Читать книгу L'ingénieux chevalier Don Quichotte de la Manche - Miguel de Cervantes Saavedra - Страница 14
CHAPITRE VIII
DU BEAU SUCCÈS QU'EUT LE VALEUREUX DON QUICHOTTE DANS L'ÉPOUVANTABLE ET INOUIE AVENTURE DES MOULINS A VENT
ОглавлениеEn ce moment ils découvrirent au loin dans la campagne trente ou quarante moulins à vent. A cette vue, don Quichotte s'écria: La fortune conduit nos affaires beaucoup mieux que nous ne pouvions l'espérer. Aperçois-tu, Sancho, cette troupe de formidables géants? Eh bien, je prétends les combattre et leur ôter la vie. Enrichissons-nous de leurs dépouilles; cela est de bonne guerre, et c'est grandement servir Dieu que balayer pareille engeance de la surface de la terre.

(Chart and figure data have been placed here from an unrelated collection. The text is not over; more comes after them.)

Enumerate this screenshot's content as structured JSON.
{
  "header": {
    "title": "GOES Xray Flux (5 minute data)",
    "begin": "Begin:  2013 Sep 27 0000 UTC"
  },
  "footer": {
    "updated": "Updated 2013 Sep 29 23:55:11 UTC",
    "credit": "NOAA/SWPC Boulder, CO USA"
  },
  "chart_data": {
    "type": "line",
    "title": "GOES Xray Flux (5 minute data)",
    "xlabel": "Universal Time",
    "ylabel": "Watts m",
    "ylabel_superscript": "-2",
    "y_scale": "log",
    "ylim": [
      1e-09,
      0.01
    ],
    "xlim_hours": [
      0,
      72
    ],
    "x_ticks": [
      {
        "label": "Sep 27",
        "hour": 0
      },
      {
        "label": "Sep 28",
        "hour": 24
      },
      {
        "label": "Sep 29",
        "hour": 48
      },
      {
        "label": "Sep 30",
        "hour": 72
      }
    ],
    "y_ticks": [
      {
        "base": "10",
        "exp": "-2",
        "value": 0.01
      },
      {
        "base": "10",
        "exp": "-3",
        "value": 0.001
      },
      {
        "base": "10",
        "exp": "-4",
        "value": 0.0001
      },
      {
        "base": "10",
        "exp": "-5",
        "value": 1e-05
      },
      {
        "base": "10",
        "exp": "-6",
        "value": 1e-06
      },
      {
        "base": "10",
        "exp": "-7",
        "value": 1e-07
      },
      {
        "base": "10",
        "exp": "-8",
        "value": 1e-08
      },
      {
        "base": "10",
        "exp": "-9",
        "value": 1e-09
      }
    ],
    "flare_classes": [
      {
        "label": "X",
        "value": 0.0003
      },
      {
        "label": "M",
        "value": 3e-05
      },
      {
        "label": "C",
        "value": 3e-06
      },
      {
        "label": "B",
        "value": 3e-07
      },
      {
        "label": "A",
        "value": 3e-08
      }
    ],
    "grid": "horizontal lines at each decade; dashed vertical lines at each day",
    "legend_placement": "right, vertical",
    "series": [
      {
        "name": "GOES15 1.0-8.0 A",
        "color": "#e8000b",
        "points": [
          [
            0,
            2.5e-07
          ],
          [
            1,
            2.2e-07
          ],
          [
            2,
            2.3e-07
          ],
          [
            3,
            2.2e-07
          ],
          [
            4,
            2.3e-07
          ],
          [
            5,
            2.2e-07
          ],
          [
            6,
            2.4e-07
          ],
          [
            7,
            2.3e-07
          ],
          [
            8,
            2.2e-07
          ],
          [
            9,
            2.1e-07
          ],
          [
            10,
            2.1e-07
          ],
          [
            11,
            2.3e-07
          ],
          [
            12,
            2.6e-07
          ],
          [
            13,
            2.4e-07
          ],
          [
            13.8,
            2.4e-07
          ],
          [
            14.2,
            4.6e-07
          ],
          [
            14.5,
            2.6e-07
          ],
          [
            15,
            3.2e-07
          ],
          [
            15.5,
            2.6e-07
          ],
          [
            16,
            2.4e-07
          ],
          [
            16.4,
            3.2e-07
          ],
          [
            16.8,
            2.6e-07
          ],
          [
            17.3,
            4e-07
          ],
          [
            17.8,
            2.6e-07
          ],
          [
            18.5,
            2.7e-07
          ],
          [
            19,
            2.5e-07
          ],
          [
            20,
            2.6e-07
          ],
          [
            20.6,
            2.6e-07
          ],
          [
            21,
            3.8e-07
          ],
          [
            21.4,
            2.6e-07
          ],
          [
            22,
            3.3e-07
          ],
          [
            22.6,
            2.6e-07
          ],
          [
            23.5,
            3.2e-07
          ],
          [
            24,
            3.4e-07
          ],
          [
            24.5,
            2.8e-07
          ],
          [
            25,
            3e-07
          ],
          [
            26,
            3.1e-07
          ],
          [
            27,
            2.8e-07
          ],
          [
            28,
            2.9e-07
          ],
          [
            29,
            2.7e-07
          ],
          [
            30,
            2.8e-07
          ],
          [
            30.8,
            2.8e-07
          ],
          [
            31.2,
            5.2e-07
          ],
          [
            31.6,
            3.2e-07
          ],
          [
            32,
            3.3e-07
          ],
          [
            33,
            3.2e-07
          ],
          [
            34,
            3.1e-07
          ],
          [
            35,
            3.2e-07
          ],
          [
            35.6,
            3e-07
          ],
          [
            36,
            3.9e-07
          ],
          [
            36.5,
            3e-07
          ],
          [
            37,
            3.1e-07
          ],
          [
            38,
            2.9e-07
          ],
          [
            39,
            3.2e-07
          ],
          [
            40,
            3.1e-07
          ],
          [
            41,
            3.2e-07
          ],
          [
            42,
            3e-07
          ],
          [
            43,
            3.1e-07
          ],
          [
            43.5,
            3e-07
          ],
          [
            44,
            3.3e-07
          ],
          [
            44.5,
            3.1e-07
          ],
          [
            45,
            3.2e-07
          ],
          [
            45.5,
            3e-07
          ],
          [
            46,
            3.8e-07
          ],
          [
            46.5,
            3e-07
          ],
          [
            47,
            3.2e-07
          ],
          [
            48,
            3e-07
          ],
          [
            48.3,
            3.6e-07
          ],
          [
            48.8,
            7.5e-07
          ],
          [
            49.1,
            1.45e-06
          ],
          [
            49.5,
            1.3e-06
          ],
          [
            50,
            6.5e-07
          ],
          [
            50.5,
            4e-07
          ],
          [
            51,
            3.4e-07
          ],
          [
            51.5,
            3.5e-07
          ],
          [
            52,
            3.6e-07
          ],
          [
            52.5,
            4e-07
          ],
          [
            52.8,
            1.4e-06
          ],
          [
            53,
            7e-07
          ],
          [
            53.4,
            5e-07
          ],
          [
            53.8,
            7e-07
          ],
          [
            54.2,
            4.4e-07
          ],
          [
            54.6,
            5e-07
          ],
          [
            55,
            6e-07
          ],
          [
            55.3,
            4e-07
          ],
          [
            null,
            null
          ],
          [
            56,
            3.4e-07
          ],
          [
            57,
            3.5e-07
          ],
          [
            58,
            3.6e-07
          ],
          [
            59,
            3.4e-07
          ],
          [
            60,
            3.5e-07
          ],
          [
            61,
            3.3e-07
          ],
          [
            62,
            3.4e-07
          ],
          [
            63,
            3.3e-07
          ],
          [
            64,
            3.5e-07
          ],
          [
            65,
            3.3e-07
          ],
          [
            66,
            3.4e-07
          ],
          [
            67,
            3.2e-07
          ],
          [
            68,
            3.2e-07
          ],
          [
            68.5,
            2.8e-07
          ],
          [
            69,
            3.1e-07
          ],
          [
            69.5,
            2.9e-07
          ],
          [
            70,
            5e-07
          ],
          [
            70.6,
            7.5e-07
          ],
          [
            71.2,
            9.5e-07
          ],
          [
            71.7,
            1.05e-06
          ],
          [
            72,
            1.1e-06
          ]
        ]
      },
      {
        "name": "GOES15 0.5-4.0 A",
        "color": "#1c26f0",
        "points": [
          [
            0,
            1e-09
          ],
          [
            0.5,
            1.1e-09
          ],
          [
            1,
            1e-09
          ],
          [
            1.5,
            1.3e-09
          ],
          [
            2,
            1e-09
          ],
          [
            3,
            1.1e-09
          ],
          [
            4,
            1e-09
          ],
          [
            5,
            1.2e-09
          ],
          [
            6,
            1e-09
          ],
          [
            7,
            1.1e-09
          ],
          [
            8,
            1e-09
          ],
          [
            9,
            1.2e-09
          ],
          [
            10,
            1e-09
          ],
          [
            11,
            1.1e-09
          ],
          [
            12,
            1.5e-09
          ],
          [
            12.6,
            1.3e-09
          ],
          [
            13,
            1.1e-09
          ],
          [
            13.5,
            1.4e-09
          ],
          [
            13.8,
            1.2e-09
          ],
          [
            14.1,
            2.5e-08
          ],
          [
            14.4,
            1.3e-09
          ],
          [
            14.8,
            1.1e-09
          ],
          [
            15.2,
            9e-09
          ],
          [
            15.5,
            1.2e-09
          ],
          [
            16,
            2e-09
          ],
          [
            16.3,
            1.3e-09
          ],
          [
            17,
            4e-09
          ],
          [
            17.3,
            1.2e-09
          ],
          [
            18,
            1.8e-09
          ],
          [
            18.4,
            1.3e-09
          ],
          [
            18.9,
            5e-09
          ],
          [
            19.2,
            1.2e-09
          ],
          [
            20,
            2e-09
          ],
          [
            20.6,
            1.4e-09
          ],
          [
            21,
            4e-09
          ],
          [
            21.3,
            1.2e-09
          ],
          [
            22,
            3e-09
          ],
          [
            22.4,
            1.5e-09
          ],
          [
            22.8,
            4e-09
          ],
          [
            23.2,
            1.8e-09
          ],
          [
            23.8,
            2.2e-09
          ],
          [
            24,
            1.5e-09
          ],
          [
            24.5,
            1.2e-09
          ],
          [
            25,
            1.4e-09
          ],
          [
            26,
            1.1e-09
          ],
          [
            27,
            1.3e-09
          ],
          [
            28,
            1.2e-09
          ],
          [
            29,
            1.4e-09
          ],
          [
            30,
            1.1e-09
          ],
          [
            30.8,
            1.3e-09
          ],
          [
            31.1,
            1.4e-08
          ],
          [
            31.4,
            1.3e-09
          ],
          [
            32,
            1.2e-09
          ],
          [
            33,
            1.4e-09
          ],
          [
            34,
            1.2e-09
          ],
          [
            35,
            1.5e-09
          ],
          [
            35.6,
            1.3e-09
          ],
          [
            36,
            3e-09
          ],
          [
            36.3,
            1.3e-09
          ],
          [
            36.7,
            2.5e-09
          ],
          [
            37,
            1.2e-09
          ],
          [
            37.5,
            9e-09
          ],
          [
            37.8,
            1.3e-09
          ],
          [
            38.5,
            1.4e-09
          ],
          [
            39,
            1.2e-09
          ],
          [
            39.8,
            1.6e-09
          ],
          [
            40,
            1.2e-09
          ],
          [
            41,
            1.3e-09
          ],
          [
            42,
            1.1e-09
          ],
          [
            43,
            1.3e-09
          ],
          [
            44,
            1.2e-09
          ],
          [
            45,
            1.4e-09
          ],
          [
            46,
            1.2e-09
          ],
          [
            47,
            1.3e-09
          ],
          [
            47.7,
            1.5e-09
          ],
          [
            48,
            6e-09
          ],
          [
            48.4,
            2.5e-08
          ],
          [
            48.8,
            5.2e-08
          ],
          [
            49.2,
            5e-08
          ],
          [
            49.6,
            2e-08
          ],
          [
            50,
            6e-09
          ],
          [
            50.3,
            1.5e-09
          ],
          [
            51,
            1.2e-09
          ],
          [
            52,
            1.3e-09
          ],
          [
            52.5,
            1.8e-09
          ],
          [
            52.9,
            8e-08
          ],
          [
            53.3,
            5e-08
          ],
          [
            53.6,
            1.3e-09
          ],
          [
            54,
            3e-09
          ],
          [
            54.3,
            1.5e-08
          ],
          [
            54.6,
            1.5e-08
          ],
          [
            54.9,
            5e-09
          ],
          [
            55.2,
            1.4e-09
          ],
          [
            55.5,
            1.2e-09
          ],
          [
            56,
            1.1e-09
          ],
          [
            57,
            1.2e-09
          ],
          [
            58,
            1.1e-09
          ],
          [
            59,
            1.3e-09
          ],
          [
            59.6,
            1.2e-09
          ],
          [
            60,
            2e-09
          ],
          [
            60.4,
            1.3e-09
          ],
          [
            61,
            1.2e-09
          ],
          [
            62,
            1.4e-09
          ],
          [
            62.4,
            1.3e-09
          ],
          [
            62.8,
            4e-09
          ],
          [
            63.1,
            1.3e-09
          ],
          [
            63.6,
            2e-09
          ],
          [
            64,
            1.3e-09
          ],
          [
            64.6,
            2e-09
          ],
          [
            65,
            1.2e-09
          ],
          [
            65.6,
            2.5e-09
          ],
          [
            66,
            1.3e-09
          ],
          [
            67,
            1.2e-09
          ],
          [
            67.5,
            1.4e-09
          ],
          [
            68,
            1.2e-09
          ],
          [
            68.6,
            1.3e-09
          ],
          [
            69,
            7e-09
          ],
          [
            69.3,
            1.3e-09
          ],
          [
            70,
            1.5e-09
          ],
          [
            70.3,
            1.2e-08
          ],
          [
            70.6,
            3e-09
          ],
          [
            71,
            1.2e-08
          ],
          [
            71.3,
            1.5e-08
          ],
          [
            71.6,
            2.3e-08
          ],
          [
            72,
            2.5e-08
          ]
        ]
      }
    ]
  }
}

Quels géants? demanda Sancho.
Ceux que tu vois là-bas avec leurs grands bras, répondit son maître; plusieurs les ont de presque deux lieues de long.
Prenez garde, seigneur, dit Sancho; ce que voit là-bas Votre Grâce ne sont pas des géants, mais des moulins à vent, et ce qui paraît leurs bras, ce sont les ailes qui, poussées par le vent, font aller la meule.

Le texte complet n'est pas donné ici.